Herreweghe gaat vernieuwingen niet uit de weg
Fascinerend. Geen rare fratsen. De verkapte symfonie
Harold en Italie , met Tabea Zimmermann als altvioliste, krijgt een intense cd-versie. En om die sublieme liederencyclus
Les nuits d’été door een man te laten zingen is vrij uniek. Al zal niet iedereen staan te juichen bij het idee. Dit is toch het domein van sopranen of mezzosopranen? Klopt. Bariton Stéphane Dégout, die eerder op harmonia mundi schitterde met de cd
Enfers (operascènes van Rameau en Gluck met Raphael Pichon), levert desondanks toch een respectabele prestatie.

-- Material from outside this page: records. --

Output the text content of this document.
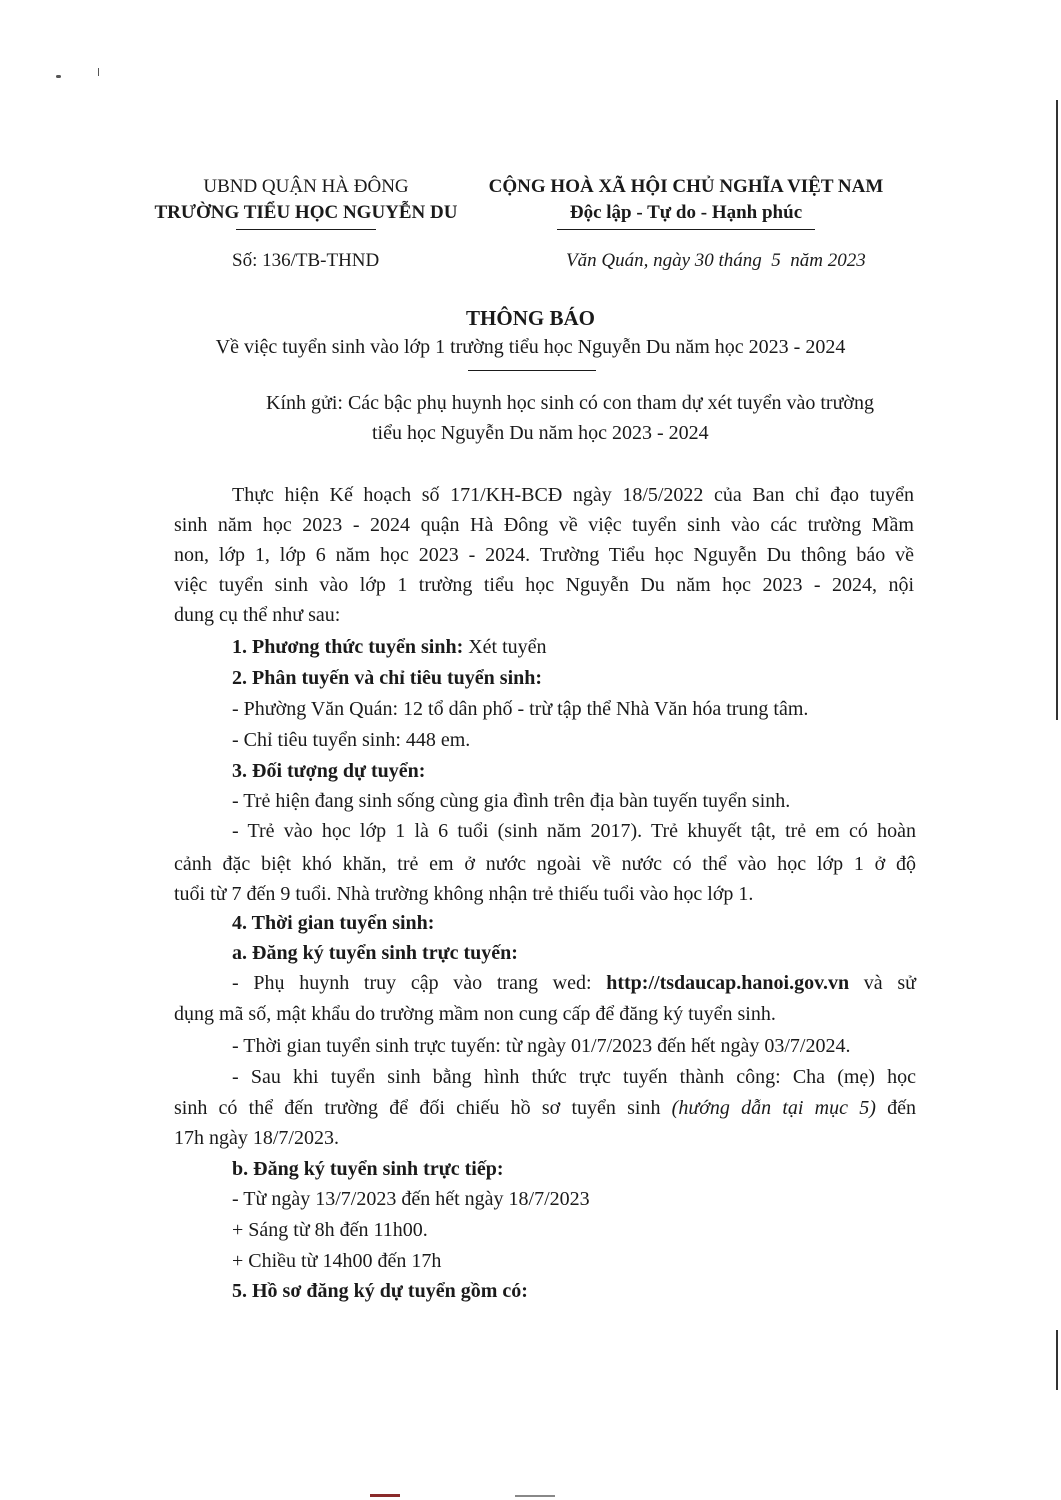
UBND QUẬN HÀ ĐÔNG
TRƯỜNG TIỂU HỌC NGUYỄN DU
CỘNG HOÀ XÃ HỘI CHỦ NGHĨA VIỆT NAM
Độc lập - Tự do - Hạnh phúc
Số: 136/TB-THND	Văn Quán, ngày 30 tháng  5  năm 2023
THÔNG BÁO
Về việc tuyển sinh vào lớp 1 trường tiểu học Nguyễn Du năm học 2023 - 2024
Kính gửi: Các bậc phụ huynh học sinh có con tham dự xét tuyển vào trường
tiểu học Nguyễn Du năm học 2023 - 2024
Thực hiện Kế hoạch số 171/KH-BCĐ ngày 18/5/2022 của Ban chỉ đạo tuyển
sinh năm học 2023 - 2024 quận Hà Đông về việc tuyển sinh vào các trường Mầm
non, lớp 1, lớp 6 năm học 2023 - 2024. Trường Tiểu học Nguyễn Du thông báo về
việc tuyển sinh vào lớp 1 trường tiểu học Nguyễn Du năm học 2023 - 2024, nội
dung cụ thể như sau:
1. Phương thức tuyển sinh: Xét tuyển
2. Phân tuyến và chỉ tiêu tuyển sinh:
- Phường Văn Quán: 12 tổ dân phố - trừ tập thể Nhà Văn hóa trung tâm.
- Chỉ tiêu tuyển sinh: 448 em.
3. Đối tượng dự tuyển:
- Trẻ hiện đang sinh sống cùng gia đình trên địa bàn tuyến tuyển sinh.
- Trẻ vào học lớp 1 là 6 tuổi (sinh năm 2017). Trẻ khuyết tật, trẻ em có hoàn
cảnh đặc biệt khó khăn, trẻ em ở nước ngoài về nước có thể vào học lớp 1 ở độ
tuổi từ 7 đến 9 tuổi. Nhà trường không nhận trẻ thiếu tuổi vào học lớp 1.
4. Thời gian tuyển sinh:
a. Đăng ký tuyển sinh trực tuyến:
- Phụ huynh truy cập vào trang wed: http://tsdaucap.hanoi.gov.vn và sử
dụng mã số, mật khẩu do trường mầm non cung cấp để đăng ký tuyển sinh.
- Thời gian tuyển sinh trực tuyến: từ ngày 01/7/2023 đến hết ngày 03/7/2024.
- Sau khi tuyển sinh bằng hình thức trực tuyến thành công: Cha (mẹ) học
sinh có thể đến trường để đối chiếu hồ sơ tuyển sinh (hướng dẫn tại mục 5) đến
17h ngày 18/7/2023.
b. Đăng ký tuyển sinh trực tiếp:
- Từ ngày 13/7/2023 đến hết ngày 18/7/2023
+ Sáng từ 8h đến 11h00.
+ Chiều từ 14h00 đến 17h
5. Hồ sơ đăng ký dự tuyển gồm có:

Hoewel het kundige panel van de Parijse pendant van
Diskotabel op France Musique een duidelijke voorkeur had voor de verfijnde versie van sopraan Véronique Gens en dirigent Louis Langrée op Erato. En dan nog even het laatste nieuws: Philippe Herreweghe kreeg op 11 maart van de Vlaamse minister van Cultuur het ereteken van Officier in de Leopoldorde. Hoge onderscheiding vanwege “zijn inzet en betrokkenheid”. Nee: niet voor Bach, maar “voor België”! Niettemin een felicitatie waard.